After the Universal Monsters were put to sleep and horror was seemingly taking a back-step to different genres of film in the nineteen fifties, it did not necessarily mean that it would disappear and those who starred in those movies from Universal’s heyday would find work elsewhere. One such film would be The Black Sleep from Bel-Air Productions and it would employ Basil Rathbone, Lon Chaney Jr., Bela Lugosi and John Carradine, all stars of the Universal Monster Machine. Joining them would be Herbert Rudley as the hero, Patricia Clarke, Phyllis Stanley, the wonderful Akim Tamiroff and the amazing Tor Johnson. With star power like this, one would think that there would be creatures aplenty in the film to keep audiences entertained, but instead, it would turn out to be a movie about a mad scientist featuring many of its players as victims of said madman.
Rathbone is the man who is the star of the show, playing a husband by the name of Sir Joel Cadman who looks to cure his wife of a brain tumour. What better way to practice his procedures than on hapless people he drugs with a powerful narcotic called the Black Sleep, perfecting his skills to his patient’s detriment. Rudley soon enters the picture as a man named Ramsay, falsely convicted of murder and saved by Cadman who wants the man to aid him in his experiments. Ramsay soon discovers the truth and with the help of the inmates, exposes Cadman and his villainous, criminal ways.

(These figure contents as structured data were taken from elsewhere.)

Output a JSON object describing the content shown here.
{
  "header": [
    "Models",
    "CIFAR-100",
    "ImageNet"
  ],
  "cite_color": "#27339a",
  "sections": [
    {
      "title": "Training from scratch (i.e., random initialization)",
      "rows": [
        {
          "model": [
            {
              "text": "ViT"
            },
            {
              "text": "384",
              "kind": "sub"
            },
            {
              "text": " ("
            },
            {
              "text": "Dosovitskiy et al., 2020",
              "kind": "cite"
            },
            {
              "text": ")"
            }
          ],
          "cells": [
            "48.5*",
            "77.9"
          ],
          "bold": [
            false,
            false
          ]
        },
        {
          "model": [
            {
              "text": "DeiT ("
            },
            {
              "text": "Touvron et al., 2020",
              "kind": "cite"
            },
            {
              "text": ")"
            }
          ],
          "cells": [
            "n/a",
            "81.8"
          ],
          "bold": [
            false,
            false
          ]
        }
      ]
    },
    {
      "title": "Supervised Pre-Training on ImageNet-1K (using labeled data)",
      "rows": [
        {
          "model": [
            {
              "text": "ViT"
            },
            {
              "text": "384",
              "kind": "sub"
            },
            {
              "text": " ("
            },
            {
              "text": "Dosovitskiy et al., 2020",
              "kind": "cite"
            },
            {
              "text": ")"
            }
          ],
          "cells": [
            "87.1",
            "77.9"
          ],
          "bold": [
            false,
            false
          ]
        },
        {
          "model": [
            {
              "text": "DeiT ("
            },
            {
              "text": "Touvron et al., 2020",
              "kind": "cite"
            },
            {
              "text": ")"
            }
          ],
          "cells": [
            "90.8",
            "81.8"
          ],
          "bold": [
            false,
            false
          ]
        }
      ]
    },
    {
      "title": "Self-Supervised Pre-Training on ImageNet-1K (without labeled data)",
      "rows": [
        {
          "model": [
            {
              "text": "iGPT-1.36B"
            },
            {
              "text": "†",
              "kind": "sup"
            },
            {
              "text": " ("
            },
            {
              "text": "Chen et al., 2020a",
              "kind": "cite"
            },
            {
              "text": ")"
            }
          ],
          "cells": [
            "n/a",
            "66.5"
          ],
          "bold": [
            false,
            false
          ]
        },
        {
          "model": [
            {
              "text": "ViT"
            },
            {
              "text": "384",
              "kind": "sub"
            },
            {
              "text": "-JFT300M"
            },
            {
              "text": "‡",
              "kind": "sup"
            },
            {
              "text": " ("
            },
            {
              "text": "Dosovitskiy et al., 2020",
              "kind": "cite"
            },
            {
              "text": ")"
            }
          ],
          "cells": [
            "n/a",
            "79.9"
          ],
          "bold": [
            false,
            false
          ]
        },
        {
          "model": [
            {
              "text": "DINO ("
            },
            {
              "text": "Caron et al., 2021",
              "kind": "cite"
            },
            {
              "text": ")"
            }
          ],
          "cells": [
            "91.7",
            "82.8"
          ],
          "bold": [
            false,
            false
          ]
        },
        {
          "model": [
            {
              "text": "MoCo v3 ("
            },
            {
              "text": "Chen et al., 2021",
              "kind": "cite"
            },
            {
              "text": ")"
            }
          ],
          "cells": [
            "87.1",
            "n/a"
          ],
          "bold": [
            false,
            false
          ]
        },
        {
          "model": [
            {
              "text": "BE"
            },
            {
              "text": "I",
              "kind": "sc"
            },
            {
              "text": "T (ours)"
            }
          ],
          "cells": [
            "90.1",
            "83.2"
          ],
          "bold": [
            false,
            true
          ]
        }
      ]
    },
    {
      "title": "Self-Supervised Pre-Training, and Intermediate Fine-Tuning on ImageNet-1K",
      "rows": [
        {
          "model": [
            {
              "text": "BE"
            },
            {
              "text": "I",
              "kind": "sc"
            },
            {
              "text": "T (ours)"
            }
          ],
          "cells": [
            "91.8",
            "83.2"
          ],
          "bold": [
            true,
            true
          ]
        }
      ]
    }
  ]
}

Directed by Reginald Le Borg, a person who was no stranger to the horror genre, the film would end up being a very moody affair, the horror palpable soon enough after the movie starts. There is something off about Cadman and it does not take very long for that fact to ascertain itself. Rathbone puts in an excellent performance as the mad doctor, though perhaps he is not quite so mad as he is desperate to save his wife. He is definitely in the wrong, operating willy-nilly on people without their knowing just exactly what it is he is doing, and that does indeed make him a villain, whether he does it for the greater good or not. A little sad to see was Chaney and Lugosi relegated to bit parts, the film more than likely able to benefit from their expertise and talent if given bigger roles, yet the filmmakers not capitalizing upon the talent that was employed. That is not to say that the rest of the cast was wasted, Lugosi and Chaney included, as everyone added a little something to make the film as good as it was.
It is no surprise that Carradine’s performance was a little over the top, the man rarely ever doing anything that could be called subtle, but it did suit his character and gave the picture a little unintentional comedy because of it. Lugosi looked frail and Johnson was menacing and overall, one could not really ask for more when all was said and done. The best part of it all happened to be the ending that was simply crazy when one thinks of it. With Carradine’s religious fanatic inciting all of the prisoners to violence including Chaney’s Mungo, proclaiming judgement and Cadman trying to survive it all to no avail, the film had more than enough horror for any fan.
With Rathbone in top form followed closely by Rudley as the protagonist, The Black Sleep may be a little cliché in certain aspects, but the cast and the smart direction more than make up for it. Dramatic, frightening and most of all, enjoyable, The Black Sleep is classic horror at its best.